Publicado: 26 de Octubre de 2015

- En el caso de que las cosas le vayan mal y su negocio acumule deudas, el trabajador por cuenta propia se verá obligado a responder con el patrimonio de la compañía y con sus bienes personales, aunque existen excepciones. Entre ellas, no está la vivienda, que sí puede ser retirada si se acumulan deudas con Hacienda y Seguridad Social.

Hay una serie de bienes, como señalan en Arrabe Asesores, que no se pueden embargar, que son los siguientes:

  • Los que hayan sido declarados inalienables, que no se pueden enajenar por haber una prohibición legal o disposición de última voluntad.
  • Los derechos accesorios que no sean alienables con independencia del principal.
  • Los bienes que no cuenten con contenido patrimonial.
  • Cuando existe alguna disposición legal que así lo exprese.
  • Las ropas, mobiliario y menaje del hogar. Todos los bienes que sean considerados por un tribunal como necesarios para la subsistencia de las personas, como son los alimentos y combustibles.
  • El material y libros que se utilicen para el ejercicio de la profesión del ejecutado.
  • Los objetos dedicados al culto de las religiones.
  • Los bienes y cantidades declaradas inembargables por tratados que tengan el visto bueno de España.
  • Las cantidades que hayan sido expresamente considerabas inembargables por Ley.

Tampoco se pueden embargar los sueldos, jornales, pensiones o salarios que no rebasen el salario mínimo interprofesional. En el caso de ser superiores se embargarían en función de una escala.

Ante las deudas con Hacienda o la Seguridad Social la ejecución del embargo de la vivienda, una vez que demuestre que es un residencia habitual,  quedaría condicionada a que no haya otro bienes susceptibles de encajar en el procedimiento ejecutivo.

Para facilitar una segunda oportunidad a los autónomos, en 2013 se puso en marcha una ley de apoyo a los emprendedores. En ella se ampliaba, de uno a dos años, el plazo que debía haber entre la notificación de la primera diligencia de embargo y la subasta, o cualquier otro medio administrativo de enajenación, siempre y cuando implique a la vivienda habitual del trabajador por cuenta ajena.
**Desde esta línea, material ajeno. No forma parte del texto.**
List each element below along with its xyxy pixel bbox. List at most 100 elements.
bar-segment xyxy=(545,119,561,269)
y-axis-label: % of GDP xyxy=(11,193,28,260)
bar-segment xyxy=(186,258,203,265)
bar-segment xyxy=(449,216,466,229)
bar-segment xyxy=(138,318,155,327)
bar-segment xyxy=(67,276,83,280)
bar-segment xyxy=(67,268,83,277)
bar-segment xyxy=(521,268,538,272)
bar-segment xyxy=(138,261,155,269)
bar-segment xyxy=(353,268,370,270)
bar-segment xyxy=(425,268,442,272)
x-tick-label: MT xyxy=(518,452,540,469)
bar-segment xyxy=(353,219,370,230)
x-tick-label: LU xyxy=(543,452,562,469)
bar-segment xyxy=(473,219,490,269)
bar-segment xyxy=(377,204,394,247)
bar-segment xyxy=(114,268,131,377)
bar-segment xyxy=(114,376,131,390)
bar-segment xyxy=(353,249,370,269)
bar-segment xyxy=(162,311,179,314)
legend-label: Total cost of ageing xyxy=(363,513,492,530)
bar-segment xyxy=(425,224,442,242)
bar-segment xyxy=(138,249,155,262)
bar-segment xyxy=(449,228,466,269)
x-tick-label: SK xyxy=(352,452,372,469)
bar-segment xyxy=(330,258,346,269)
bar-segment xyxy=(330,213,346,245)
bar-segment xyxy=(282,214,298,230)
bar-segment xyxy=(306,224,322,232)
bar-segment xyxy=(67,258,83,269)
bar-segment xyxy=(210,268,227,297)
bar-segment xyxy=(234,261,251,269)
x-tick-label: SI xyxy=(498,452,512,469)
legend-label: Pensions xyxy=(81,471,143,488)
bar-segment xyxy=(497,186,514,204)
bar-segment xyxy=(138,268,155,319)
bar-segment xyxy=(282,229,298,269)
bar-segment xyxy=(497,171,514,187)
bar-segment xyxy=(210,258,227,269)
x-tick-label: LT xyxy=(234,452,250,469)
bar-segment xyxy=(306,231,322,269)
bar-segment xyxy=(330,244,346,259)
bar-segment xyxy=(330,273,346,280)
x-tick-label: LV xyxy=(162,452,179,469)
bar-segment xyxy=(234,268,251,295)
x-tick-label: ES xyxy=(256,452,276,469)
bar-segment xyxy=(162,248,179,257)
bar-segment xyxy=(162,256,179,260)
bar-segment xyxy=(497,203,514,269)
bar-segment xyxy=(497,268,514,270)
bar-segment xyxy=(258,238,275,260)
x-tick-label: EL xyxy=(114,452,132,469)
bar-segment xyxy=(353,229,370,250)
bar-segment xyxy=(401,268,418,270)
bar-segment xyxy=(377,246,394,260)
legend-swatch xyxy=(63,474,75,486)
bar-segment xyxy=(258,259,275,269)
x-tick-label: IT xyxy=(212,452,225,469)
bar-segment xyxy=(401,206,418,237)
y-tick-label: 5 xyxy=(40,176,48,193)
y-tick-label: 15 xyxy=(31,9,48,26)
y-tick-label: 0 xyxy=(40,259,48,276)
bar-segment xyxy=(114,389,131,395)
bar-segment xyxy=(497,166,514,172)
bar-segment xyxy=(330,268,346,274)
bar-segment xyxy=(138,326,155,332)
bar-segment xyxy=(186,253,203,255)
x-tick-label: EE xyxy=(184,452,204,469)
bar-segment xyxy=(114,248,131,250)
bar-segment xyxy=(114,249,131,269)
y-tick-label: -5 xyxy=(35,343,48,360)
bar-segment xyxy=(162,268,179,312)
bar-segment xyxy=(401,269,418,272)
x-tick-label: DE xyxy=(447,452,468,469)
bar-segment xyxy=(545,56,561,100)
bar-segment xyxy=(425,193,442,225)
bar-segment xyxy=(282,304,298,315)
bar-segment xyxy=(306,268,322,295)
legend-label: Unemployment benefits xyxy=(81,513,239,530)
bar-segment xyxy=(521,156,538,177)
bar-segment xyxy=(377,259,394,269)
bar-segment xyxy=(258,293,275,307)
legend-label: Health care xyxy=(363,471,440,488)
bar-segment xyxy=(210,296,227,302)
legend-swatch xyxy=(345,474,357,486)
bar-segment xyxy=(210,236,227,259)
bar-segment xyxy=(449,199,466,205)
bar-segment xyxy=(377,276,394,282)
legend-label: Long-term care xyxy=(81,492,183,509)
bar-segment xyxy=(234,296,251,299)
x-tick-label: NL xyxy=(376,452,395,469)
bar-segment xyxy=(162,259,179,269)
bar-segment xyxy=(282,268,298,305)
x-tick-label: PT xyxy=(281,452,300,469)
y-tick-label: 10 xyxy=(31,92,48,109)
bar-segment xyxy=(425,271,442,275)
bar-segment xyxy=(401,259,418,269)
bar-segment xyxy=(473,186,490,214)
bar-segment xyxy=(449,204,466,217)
No obstante, en caso de deudas con la Agencia Tributaria o la Seguridad Social el embargo de la residencia quedaría condicionado a la existencia de otros bienes suficientes.

Matrimonio y responsabilidad

La responsabilidad del autónomo es ilimitada. Cuando no pueda hacer frente a las deudas de sus negocios, deberá responder tanto con el patrimonio de la compañía como con sus bienes personales. Por esto se le recomienda a aquellos que vayan a contraer matrimonio que opte por el régimen económico de separación de bienes, ya que de esta manera la responsabilidad por deudas derivadas del ejercicio profesional sólo afectarán a uno de ellos, y no al otro cónyuge también.